Nayra: “Quand on me ferme une porte, c’est toujours une motivation pour moi de la casser pour faire passer tout le monde.” © Alexinho
Laurent Hoebrechts
Laurent Hoebrechts Journaliste musique

Bonne nouvelle: la case “rappeuse” explose enfin, se fissurant sous les multiples propositions. Exemple avec Nayra, au flow intrépide et à la personnalité flamboyante. Présentation avant son prochain concert, lors de la soirée Volumineuses, ce samedi, à Bruxelles.
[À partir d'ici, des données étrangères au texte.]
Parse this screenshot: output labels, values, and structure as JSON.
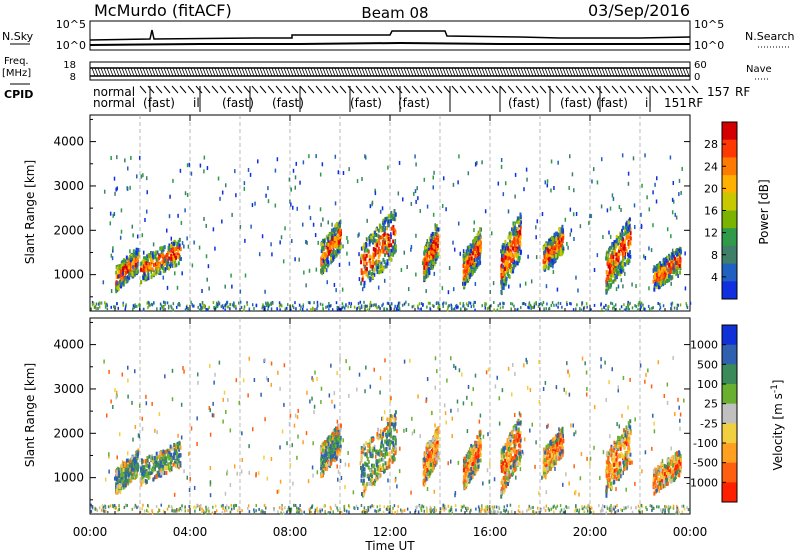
{
  "header": {
    "radar": "McMurdo (fitACF)",
    "beam": "Beam 08",
    "date": "03/Sep/2016"
  },
  "top_panels": {
    "nsky_label": "N.Sky",
    "nsky_ticks": [
      "10^5",
      "10^0"
    ],
    "nsearch_label": "N.Search",
    "nsearch_ticks": [
      "10^5",
      "10^0"
    ],
    "freq_label_1": "Freq.",
    "freq_label_2": "[MHz]",
    "freq_ticks": [
      "18",
      "8"
    ],
    "nave_label": "Nave",
    "nave_ticks": [
      "60",
      "0"
    ],
    "cpid_label": "CPID",
    "cpid_row1": "normal",
    "cpid_row2": "normal",
    "cpid_mid_texts": [
      "(fast)",
      "il",
      "(fast)",
      "(fast)",
      "(fast)",
      "(fast)",
      "(fast)",
      "(fast)"
    ],
    "cpid_right_texts": [
      "157",
      "RF",
      "151",
      "RF"
    ]
  },
  "chart_data": [
    {
      "type": "scatter",
      "title": "",
      "ylabel": "Slant Range [km]",
      "xlabel": "",
      "ylim": [
        180,
        4600
      ],
      "xlim": [
        0,
        24
      ],
      "yticks": [
        "1000",
        "2000",
        "3000",
        "4000"
      ],
      "colorbar": {
        "label": "Power [dB]",
        "ticks": [
          "28",
          "24",
          "20",
          "16",
          "12",
          "8",
          "4"
        ],
        "colors": [
          "#d40000",
          "#ff3800",
          "#ff7a00",
          "#ffb000",
          "#c8c800",
          "#7ab400",
          "#2e9a4a",
          "#3f7f6a",
          "#2060c0",
          "#1030e0"
        ]
      },
      "series": [
        {
          "clusters": [
            {
              "t0": 1.0,
              "t1": 1.9,
              "r0": 700,
              "r1": 1500
            },
            {
              "t0": 2.0,
              "t1": 3.6,
              "r0": 900,
              "r1": 1700
            },
            {
              "t0": 9.2,
              "t1": 10.0,
              "r0": 1100,
              "r1": 2100
            },
            {
              "t0": 10.8,
              "t1": 12.2,
              "r0": 700,
              "r1": 2300
            },
            {
              "t0": 13.3,
              "t1": 13.9,
              "r0": 900,
              "r1": 2000
            },
            {
              "t0": 14.9,
              "t1": 15.6,
              "r0": 800,
              "r1": 1900
            },
            {
              "t0": 16.4,
              "t1": 17.2,
              "r0": 700,
              "r1": 2200
            },
            {
              "t0": 18.1,
              "t1": 18.9,
              "r0": 1100,
              "r1": 2000
            },
            {
              "t0": 20.6,
              "t1": 21.6,
              "r0": 700,
              "r1": 2100
            },
            {
              "t0": 22.5,
              "t1": 23.6,
              "r0": 700,
              "r1": 1500
            }
          ]
        }
      ]
    },
    {
      "type": "scatter",
      "title": "",
      "ylabel": "Slant Range [km]",
      "xlabel": "Time UT",
      "ylim": [
        180,
        4600
      ],
      "xlim": [
        0,
        24
      ],
      "yticks": [
        "1000",
        "2000",
        "3000",
        "4000"
      ],
      "xticks": [
        "00:00",
        "04:00",
        "08:00",
        "12:00",
        "16:00",
        "20:00",
        "00:00"
      ],
      "colorbar": {
        "label": "Velocity [m s-1]",
        "ticks": [
          "1000",
          "500",
          "100",
          "25",
          "-25",
          "-100",
          "-500",
          "-1000"
        ],
        "colors": [
          "#1030d8",
          "#3060b0",
          "#3a8a5a",
          "#6ab030",
          "#c0c0c0",
          "#f0d040",
          "#ffa020",
          "#ff6010",
          "#ff2000"
        ]
      },
      "series": [
        {
          "clusters": [
            {
              "t0": 1.0,
              "t1": 1.9,
              "r0": 700,
              "r1": 1500
            },
            {
              "t0": 2.0,
              "t1": 3.6,
              "r0": 900,
              "r1": 1700
            },
            {
              "t0": 9.2,
              "t1": 10.0,
              "r0": 1100,
              "r1": 2100
            },
            {
              "t0": 10.8,
              "t1": 12.2,
              "r0": 700,
              "r1": 2300
            },
            {
              "t0": 13.3,
              "t1": 13.9,
              "r0": 900,
              "r1": 2000
            },
            {
              "t0": 14.9,
              "t1": 15.6,
              "r0": 800,
              "r1": 1900
            },
            {
              "t0": 16.4,
              "t1": 17.2,
              "r0": 700,
              "r1": 2200
            },
            {
              "t0": 18.1,
              "t1": 18.9,
              "r0": 1100,
              "r1": 2000
            },
            {
              "t0": 20.6,
              "t1": 21.6,
              "r0": 700,
              "r1": 2100
            },
            {
              "t0": 22.5,
              "t1": 23.6,
              "r0": 700,
              "r1": 1500
            }
          ]
        }
      ]
    }
  ]
}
Il y a plusieurs Nayra. Ce jour-là, on en rencontre au moins deux. D’abord, celle qui vous accueille dans sa loge, peu avant son concert, l’œil blagueur, post-ado passablement dissipée et agitée. Et puis, quand l’interview démarre, l’artiste, toujours rieuse, mais concentrée, le regard intense, comme investie d’une mission. Cela se corse même encore quelques heures plus tard. Ce soir-là, sur la scène de l’Ancienne Belgique, Nayra rappe, chante, passe d’un morceau aux sonorités orientales à un beat plus synthétique, d’un titre introspectif à un élan collectif. La jeune femme danse, saute, descend dans le public, rit, et finit même par écraser quelques larmes. Une vraie tornade. Aussi difficile à contenir qu’à cerner. C’est sans doute le but.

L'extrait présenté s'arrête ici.